Chrysler Conspiracy: Dealership Closings Politically Motivated
There’s been a meme circulating the Internets the last couple of days that the 789 Chrysler dealerships that were suddenly closed were (1) hand selected by Barack Obama’s “car czar” and (2) overwhelmingly owned by Republican donors.
Doug Ross, who dubs it “dealergate,” seems to have been the chief initiator of the argument. He cites a Reuters report that “A lawyer for Chrysler dealers facing closure as part of the automaker’s bankruptcy
reorganization said on Tuesday he believes Chrysler executives do not support a plan to eliminate a quarter of its retail outlets.” Combine the fact that the closings were forced on the automaker by Team Obama and the fact that 92 percent of those chosen for closing donated to Republicans, and you’ve got a rootin’, tootin’ good conspiracy on your hands.

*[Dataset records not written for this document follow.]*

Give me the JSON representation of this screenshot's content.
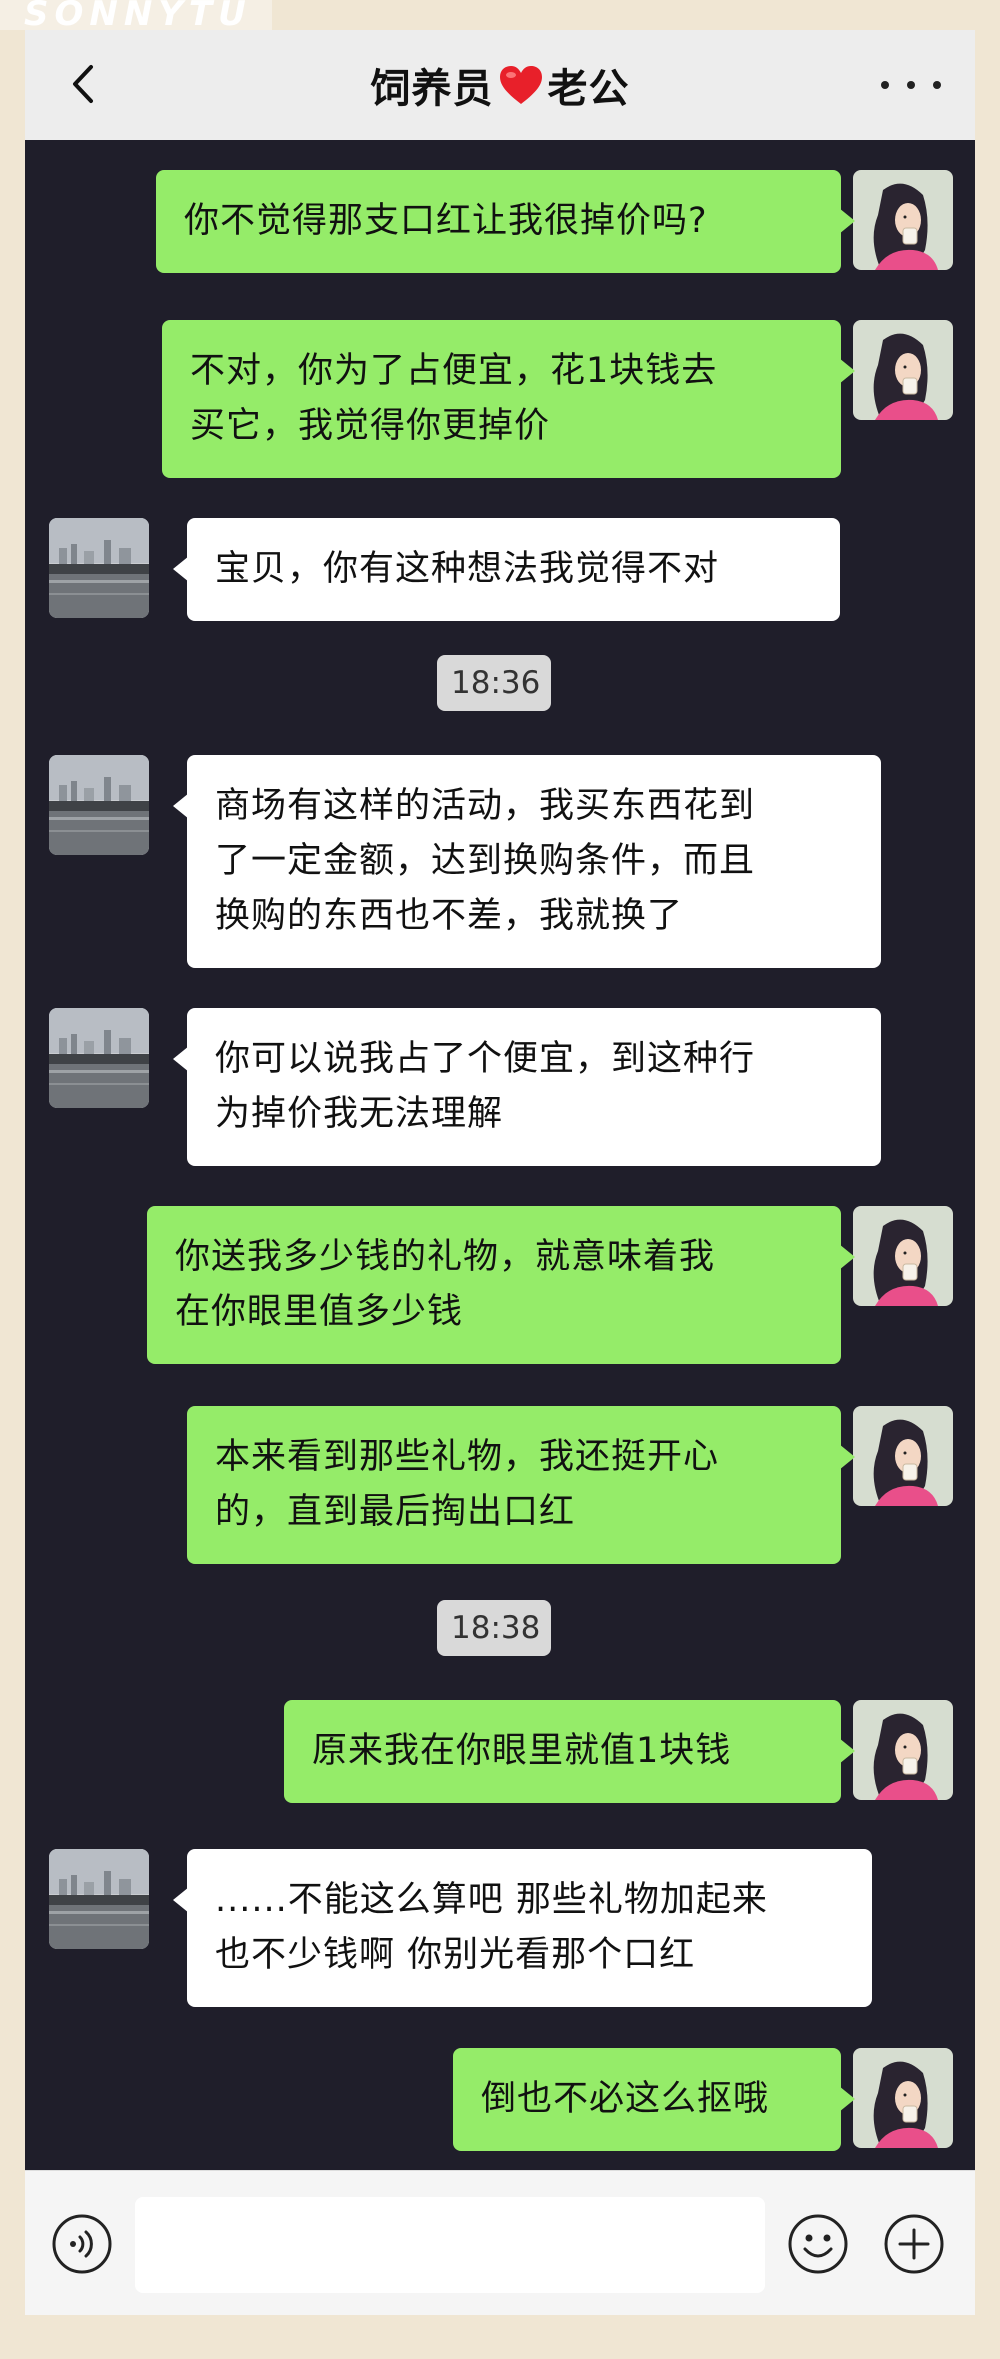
{
  "watermark": "SONNYTU",
  "chat": {
    "title_left": "饲养员",
    "title_right": "老公"
  },
  "messages": [
    {
      "from": "me",
      "lines": [
        "你不觉得那支口红让我很掉价吗?"
      ]
    },
    {
      "from": "me",
      "lines": [
        "不对，你为了占便宜，花1块钱去",
        "买它，我觉得你更掉价"
      ]
    },
    {
      "from": "him",
      "lines": [
        "宝贝，你有这种想法我觉得不对"
      ]
    },
    {
      "time": "18:36"
    },
    {
      "from": "him",
      "lines": [
        "商场有这样的活动，我买东西花到",
        "了一定金额，达到换购条件，而且",
        "换购的东西也不差，我就换了"
      ]
    },
    {
      "from": "him",
      "lines": [
        "你可以说我占了个便宜，到这种行",
        "为掉价我无法理解"
      ]
    },
    {
      "from": "me",
      "lines": [
        "你送我多少钱的礼物，就意味着我",
        "在你眼里值多少钱"
      ]
    },
    {
      "from": "me",
      "lines": [
        "本来看到那些礼物，我还挺开心",
        "的，直到最后掏出口红"
      ]
    },
    {
      "time": "18:38"
    },
    {
      "from": "me",
      "lines": [
        "原来我在你眼里就值1块钱"
      ]
    },
    {
      "from": "him",
      "lines": [
        "......不能这么算吧 那些礼物加起来",
        "也不少钱啊 你别光看那个口红"
      ]
    },
    {
      "from": "me",
      "lines": [
        "倒也不必这么抠哦"
      ]
    }
  ],
  "icons": {
    "back": "chevron-left-icon",
    "heart": "red-heart-icon",
    "more": "more-dots-icon",
    "voice": "voice-icon",
    "emoji": "emoji-icon",
    "plus": "plus-icon"
  },
  "colors": {
    "my_bubble": "#95ec69",
    "his_bubble": "#ffffff",
    "chat_background": "#1f1e2a",
    "heart": "#e8202a"
  },
  "composer": {
    "value": ""
  }
}
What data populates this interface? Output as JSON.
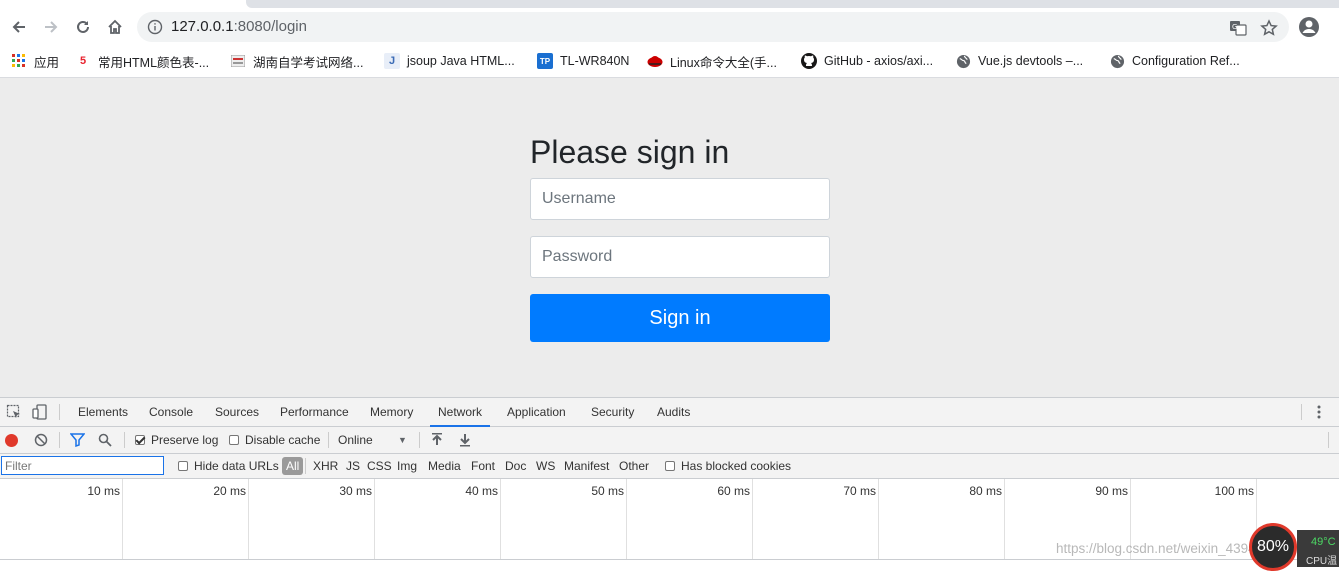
{
  "browser": {
    "url_host": "127.0.0.1",
    "url_rest": ":8080/login"
  },
  "bookmarks": [
    {
      "label": "应用",
      "icon": "apps-grid-icon"
    },
    {
      "label": "常用HTML颜色表-...",
      "icon": "num5-favicon"
    },
    {
      "label": "湖南自学考试网络...",
      "icon": "site-favicon"
    },
    {
      "label": "jsoup Java HTML...",
      "icon": "j-favicon"
    },
    {
      "label": "TL-WR840N",
      "icon": "tp-link-favicon"
    },
    {
      "label": "Linux命令大全(手...",
      "icon": "redhat-favicon"
    },
    {
      "label": "GitHub - axios/axi...",
      "icon": "github-icon"
    },
    {
      "label": "Vue.js devtools –...",
      "icon": "globe-icon"
    },
    {
      "label": "Configuration Ref...",
      "icon": "globe-icon"
    }
  ],
  "signin": {
    "heading": "Please sign in",
    "username_placeholder": "Username",
    "password_placeholder": "Password",
    "button_label": "Sign in"
  },
  "devtools": {
    "tabs": [
      "Elements",
      "Console",
      "Sources",
      "Performance",
      "Memory",
      "Network",
      "Application",
      "Security",
      "Audits"
    ],
    "active_tab": "Network",
    "toolbar": {
      "preserve_log": "Preserve log",
      "disable_cache": "Disable cache",
      "throttle": "Online"
    },
    "filter": {
      "placeholder": "Filter",
      "hide_data_urls": "Hide data URLs",
      "types": [
        "All",
        "XHR",
        "JS",
        "CSS",
        "Img",
        "Media",
        "Font",
        "Doc",
        "WS",
        "Manifest",
        "Other"
      ],
      "has_blocked_cookies": "Has blocked cookies"
    },
    "timeline_ticks": [
      "10 ms",
      "20 ms",
      "30 ms",
      "40 ms",
      "50 ms",
      "60 ms",
      "70 ms",
      "80 ms",
      "90 ms",
      "100 ms"
    ]
  },
  "overlay": {
    "cpu_percent": "80%",
    "cpu_temp": "49°C",
    "cpu_label": "CPU温",
    "watermark": "https://blog.csdn.net/weixin_43944444"
  },
  "colors": {
    "primary_button": "#007bff",
    "devtools_active_underline": "#1a73e8",
    "record_red": "#e0392b"
  }
}
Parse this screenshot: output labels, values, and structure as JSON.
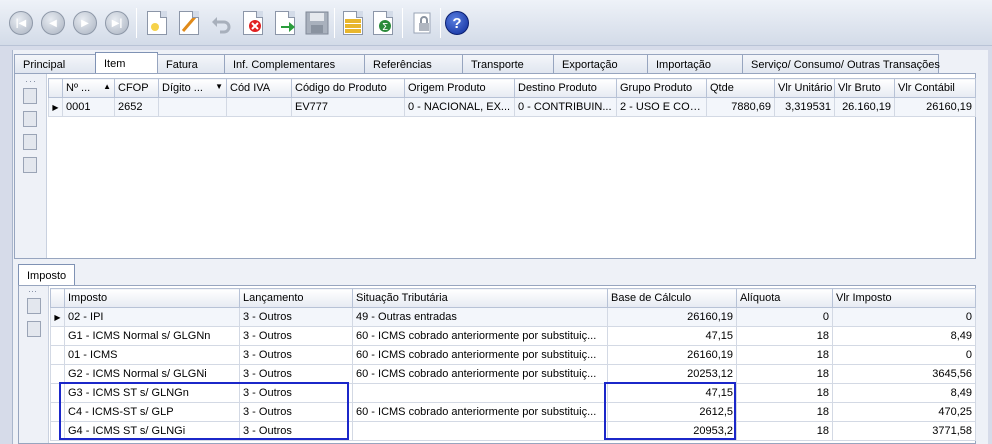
{
  "toolbar": {
    "buttons": [
      {
        "name": "first-record-button",
        "icon": "skip-first-icon",
        "glyph": "|◀"
      },
      {
        "name": "previous-record-button",
        "icon": "previous-icon",
        "glyph": "◀"
      },
      {
        "name": "next-record-button",
        "icon": "next-icon",
        "glyph": "▶"
      },
      {
        "name": "last-record-button",
        "icon": "skip-last-icon",
        "glyph": "▶|"
      },
      {
        "name": "new-button",
        "icon": "new-document-icon"
      },
      {
        "name": "edit-button",
        "icon": "edit-pencil-icon"
      },
      {
        "name": "undo-button",
        "icon": "undo-icon"
      },
      {
        "name": "delete-button",
        "icon": "delete-icon"
      },
      {
        "name": "confirm-button",
        "icon": "confirm-arrow-icon"
      },
      {
        "name": "save-button",
        "icon": "save-disk-icon"
      },
      {
        "name": "report-button",
        "icon": "report-icon"
      },
      {
        "name": "totals-button",
        "icon": "sum-icon"
      },
      {
        "name": "lock-button",
        "icon": "lock-icon"
      },
      {
        "name": "help-button",
        "icon": "help-icon",
        "glyph": "?"
      }
    ]
  },
  "tabs": [
    {
      "label": "Principal",
      "active": false
    },
    {
      "label": "Item",
      "active": true
    },
    {
      "label": "Fatura",
      "active": false
    },
    {
      "label": "Inf. Complementares",
      "active": false
    },
    {
      "label": "Referências",
      "active": false
    },
    {
      "label": "Transporte",
      "active": false
    },
    {
      "label": "Exportação",
      "active": false
    },
    {
      "label": "Importação",
      "active": false
    },
    {
      "label": "Serviço/ Consumo/ Outras Transações",
      "active": false
    }
  ],
  "items_grid": {
    "columns": [
      "Nº ...",
      "CFOP",
      "Dígito ...",
      "Cód IVA",
      "Código do Produto",
      "Origem Produto",
      "Destino Produto",
      "Grupo Produto",
      "Qtde",
      "Vlr Unitário",
      "Vlr Bruto",
      "Vlr Contábil"
    ],
    "rows": [
      [
        "0001",
        "2652",
        "",
        "",
        "EV777",
        "0 - NACIONAL, EX...",
        "0 - CONTRIBUIN...",
        "2 - USO E CON...",
        "7880,69",
        "3,319531",
        "26.160,19",
        "26160,19"
      ]
    ]
  },
  "subtab": {
    "label": "Imposto"
  },
  "tax_grid": {
    "columns": [
      "Imposto",
      "Lançamento",
      "Situação Tributária",
      "Base de Cálculo",
      "Alíquota",
      "Vlr Imposto"
    ],
    "rows": [
      [
        "02 - IPI",
        "3 - Outros",
        "49 - Outras entradas",
        "26160,19",
        "0",
        "0"
      ],
      [
        "G1 - ICMS Normal s/ GLGNn",
        "3 - Outros",
        "60 - ICMS cobrado anteriormente por substituiç...",
        "47,15",
        "18",
        "8,49"
      ],
      [
        "01 - ICMS",
        "3 - Outros",
        "60 - ICMS cobrado anteriormente por substituiç...",
        "26160,19",
        "18",
        "0"
      ],
      [
        "G2 - ICMS Normal s/ GLGNi",
        "3 - Outros",
        "60 - ICMS cobrado anteriormente por substituiç...",
        "20253,12",
        "18",
        "3645,56"
      ],
      [
        "G3 - ICMS ST s/ GLNGn",
        "3 - Outros",
        "",
        "47,15",
        "18",
        "8,49"
      ],
      [
        "C4 - ICMS-ST s/ GLP",
        "3 - Outros",
        "60 - ICMS cobrado anteriormente por substituiç...",
        "2612,5",
        "18",
        "470,25"
      ],
      [
        "G4 - ICMS ST s/ GLNGi",
        "3 - Outros",
        "",
        "20953,2",
        "18",
        "3771,58"
      ]
    ]
  }
}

The same Reuters report, however, contains a statement from Chrysler that “:Our position is that the market can’t support the number of dealers that are out there” and “This has been our plan for more than 10 years to combine Chrysler, Dodge and Jeep under one roof.” Further, Chrysler denies Obama’s task force had any role in deciding which dealerships to close.
But they would say that, wouldn’t they? After all, Obama and his czar controls their fate.
Megan McArdle interrupted her vacation to not that while her “operating assumption is that this story is a red herring” but that “the administration should answer this; it gives the appearance of Chicago-style corruption that is going to further taint a Chrysler takeover which has already left a number of people in the business and finance community wondering how firm the rule of business law is these days.”
Nate Silver suggests the obvious explanation for the discrepancy: People who own new car dealerships tend to be Republicans.
It shouldn’t be any surprise, by the way, that car dealers tend to vote — and donate — Republican. They are usually male, they are usually older (you don’t own an auto dealership in your 20s), and they have obvious reasons to be pro-business, pro-tax cut, anti-green energy and anti-labor. Car dealerships need quite a bit of space and will tend to be located in suburban or rural areas. I can’t think of too many other occupations that are more natural fits for the Republican Party.
Using a someone crude but reasonable looking search of the FEC databases, he finds that,
88 percent of the contributions from car dealers went to Republican candidates and just 12 percent to Democratic candidates. By comparison, the list of dealers on Doug Ross’s list (which I haven’t vetted, but I assume is fine) gave 92 percent of their money to Republicans — not really a significant difference.
Steven Taylor adds a more generalized cautionary note that “numbers need context.” Indeed.
UPDATE: Kevin Drum chimes in to defend Ross et al.
If George Bush’s administration had gone down this road, I’d want someone to watch them like a hawk too. The crackpotty writing may be a source of amusement, and I have no doubt that these guys are, as usual, going to embarrass themselves in an Ahab-like quest to prove that Obama really did force Chrysler to target Republican donors — with the lapdog mainstream media covering up for him because, you know, that’s what they do. But even so, I say dig away. Even blind squirrels find nuts occasionally, and if the government is going to be running car companies, then this is exactly the kind of thing people should be watching out for. That’s what opposition parties are for.
Indeed. Of course, it would be even better if government weren’t running car companies.